Second picture. She’s reading in the courtyard laundry room, I approach silently from behind her, with scissors, and I cut off one naturally curly lock of hair. Horrible screams, from my cousin, then from my mother. Still clearly seeing the curl, feeling the strength and fullness of the desire of this minute.

Other images, most related to violently desired food, or sex or excrement. These are fascinations: impossible to tear yourself away from the thing seen, and therefore to forget it.

Peaches that my mother keeps in a bag and that I want to eat immediately, “even with the skin”, in the public park. Same desire for red plums, sold in a transparent bag, as if they were big pieces of candy, which my mother buys at a party on a Sunday.

The unknown thing – his penis – that my little playmate took out of his underpants to water the sandcastle we had built together in the street, in front of the café door.

The tongue that a young woman laughingly sticks out at a G.I. in the American camp –where my mother took me for a walk one afternoon – as she turns it blue by wiping an ink pad or a lollipop over it.

A chamber pot whose inside surface is all dirty, as if it had been wiped like a saucepan, in a sick child’s bedroom, the little boy of a level crossing attendant my mother visits.

The biscuits soaked in cider and transformed into a yellow porridge passing back and forth between “la mère Foldrin’s” two remaining teeth, as she sits in the café.

And so on.

For all these images and scenes, no order can be established between them, only one certainty: it was Sunday or not.

And this, though it is neither part of the scenes, nor of the fascinations:

One afternoon, alone at the open window of the room. I scream and a distant voice answers me. Again and again I shout. There, beyond the building, the hidden little girl always answers me but is silent when I keep quiet. I don’t know how or when I discover it was the echo.

I’m walking alone, head down, elbows against my body, along the fences of the small street that goes up to the main road of the textile factory. I reach it, follow it for a few dozen meters, then I go down another small street towards the house. This is the first time I’ve ventured so far alone, violating my parents’ command. I can see the stony ground, so close to my gaze, I can feel my fear and my will to go all the way.

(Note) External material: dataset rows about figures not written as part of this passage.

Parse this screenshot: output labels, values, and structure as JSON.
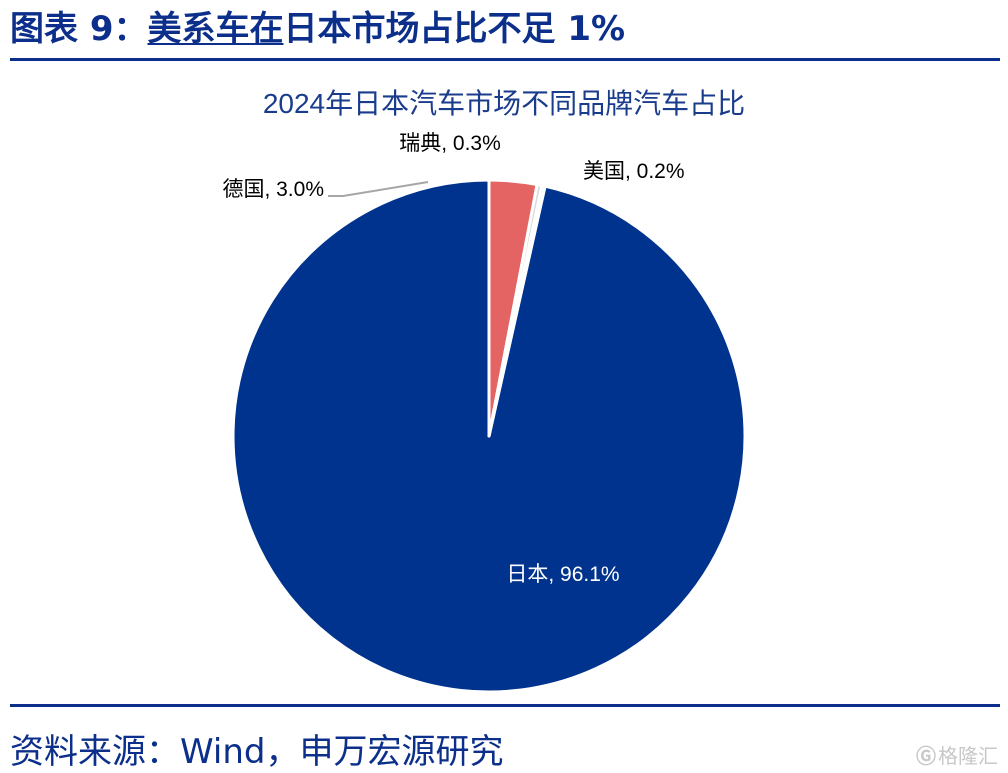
{
  "figure": {
    "label": "图表 9：",
    "title_underlined": "美系车在",
    "title_rest": "日本市场占比不足 1%"
  },
  "source": "资料来源：Wind，申万宏源研究",
  "watermark": {
    "text": "格隆汇",
    "icon": "g-logo-icon"
  },
  "colors": {
    "accent": "#0b2f8a"
  },
  "chart_data": {
    "type": "pie",
    "title": "2024年日本汽车市场不同品牌汽车占比",
    "slices": [
      {
        "name": "日本",
        "value": 96.1,
        "label": "日本, 96.1%",
        "color": "#00338d"
      },
      {
        "name": "德国",
        "value": 3.0,
        "label": "德国, 3.0%",
        "color": "#e46464"
      },
      {
        "name": "瑞典",
        "value": 0.3,
        "label": "瑞典, 0.3%",
        "color": "#d9d9d9"
      },
      {
        "name": "美国",
        "value": 0.2,
        "label": "美国, 0.2%",
        "color": "#9fd6f2"
      }
    ],
    "legend": "none",
    "start": "12 o'clock",
    "direction": "clockwise"
  }
}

An impression that, these two stories are not about a child, but about self-awareness, distinct from things, and a consciousness of the world.

All through those years, children boarded trains to Auschwitz, the inhabitants of Leningrad ate cats to survive, resistance fighters in the Vercors were shot against trees. In the Warsaw Ghetto, naked corpses were piled up in carts, with their arms and legs folded in. In Hiroshima, thousands of bodies shrivelled up in a few seconds and Colonel Tibbets who dropped the bomb, said that golden dust rose up from the explosion. I saw these images on television. I cannot unite them with the images of L., although they are contemporary. Even when I see them, I can’t believe that I was already alive at that time.

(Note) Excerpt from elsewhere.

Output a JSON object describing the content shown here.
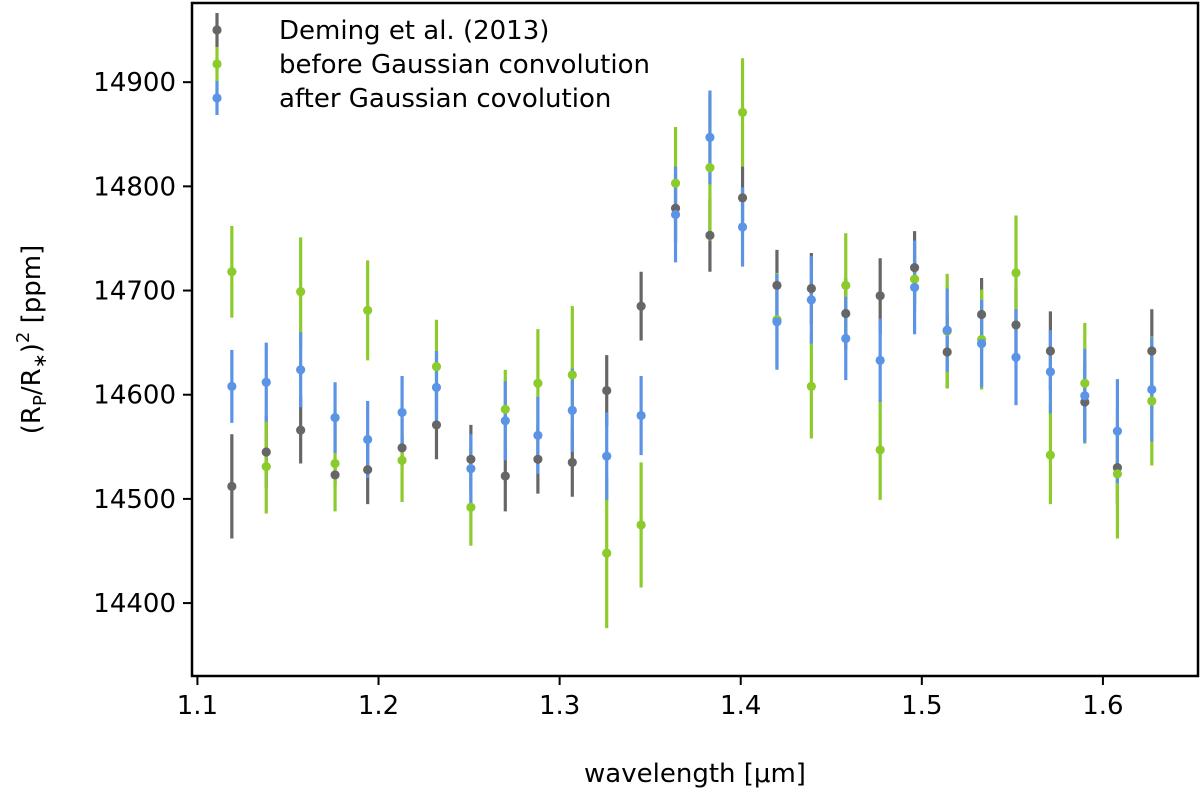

The L. time, which had no beginning for me, ends in the Autumn of 1945, in the front seat of a removals van. My parents had sold the business and returned to Y., where they were born, which they had left fourteen years earlier. It’s a Sunday. The van is struggling to move through the crowds and shacks of a carnival set up amid piles of rubble and demolished houses. The centre of Y. was burnt down during the German advance in 1940, only rubble remains. We’re going to live in two rooms without electricity on an undamaged street near the centre.

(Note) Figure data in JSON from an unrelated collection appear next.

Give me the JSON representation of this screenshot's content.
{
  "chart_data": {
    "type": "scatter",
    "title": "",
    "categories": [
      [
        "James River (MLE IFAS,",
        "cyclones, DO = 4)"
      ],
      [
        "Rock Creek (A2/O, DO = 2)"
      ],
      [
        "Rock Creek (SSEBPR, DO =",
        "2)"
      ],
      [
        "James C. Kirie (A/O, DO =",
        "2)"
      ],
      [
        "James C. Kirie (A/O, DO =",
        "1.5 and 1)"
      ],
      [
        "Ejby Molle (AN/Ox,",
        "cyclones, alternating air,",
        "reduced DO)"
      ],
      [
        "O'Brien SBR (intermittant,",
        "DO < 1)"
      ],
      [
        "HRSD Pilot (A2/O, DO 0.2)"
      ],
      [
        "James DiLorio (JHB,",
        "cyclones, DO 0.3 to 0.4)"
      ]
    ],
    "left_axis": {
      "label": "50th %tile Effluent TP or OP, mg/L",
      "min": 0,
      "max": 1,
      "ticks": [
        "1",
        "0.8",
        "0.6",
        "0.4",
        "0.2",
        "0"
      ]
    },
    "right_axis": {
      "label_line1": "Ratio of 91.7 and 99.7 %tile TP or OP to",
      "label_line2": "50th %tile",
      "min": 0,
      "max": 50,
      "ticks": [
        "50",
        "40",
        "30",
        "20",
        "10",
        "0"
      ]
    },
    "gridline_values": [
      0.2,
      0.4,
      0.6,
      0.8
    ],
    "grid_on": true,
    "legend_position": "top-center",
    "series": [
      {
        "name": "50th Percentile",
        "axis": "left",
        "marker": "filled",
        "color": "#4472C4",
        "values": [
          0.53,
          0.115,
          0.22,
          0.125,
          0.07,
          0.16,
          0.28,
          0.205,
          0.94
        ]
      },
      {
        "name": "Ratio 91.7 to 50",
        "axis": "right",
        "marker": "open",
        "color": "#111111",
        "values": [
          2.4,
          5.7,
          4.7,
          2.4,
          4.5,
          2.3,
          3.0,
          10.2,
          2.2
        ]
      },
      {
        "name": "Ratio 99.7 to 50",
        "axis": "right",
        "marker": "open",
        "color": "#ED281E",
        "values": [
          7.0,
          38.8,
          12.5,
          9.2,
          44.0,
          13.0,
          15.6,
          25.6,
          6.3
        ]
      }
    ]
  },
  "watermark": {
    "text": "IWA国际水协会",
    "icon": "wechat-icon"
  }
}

As we leave L. I began to remember. The public park, the export trading house by the river, my mother’s beige body on her bicycle, American tanks throwing bags of powdered orange juice into the textile factory street, have all melted into the sunny vision of a day of celebration.

First published in Jardins d’enfance, dir. Clarisse Cohen (Le Cherche midi, 2001), pp. 79-88, reproduced with the kind permission of Annie Ernaux, translated by Dawn Cornelio. Translation first published here on 23 October 2018.

[1] L. refers to Lillebonne, Normandy, where the family lived during Annie’s early years.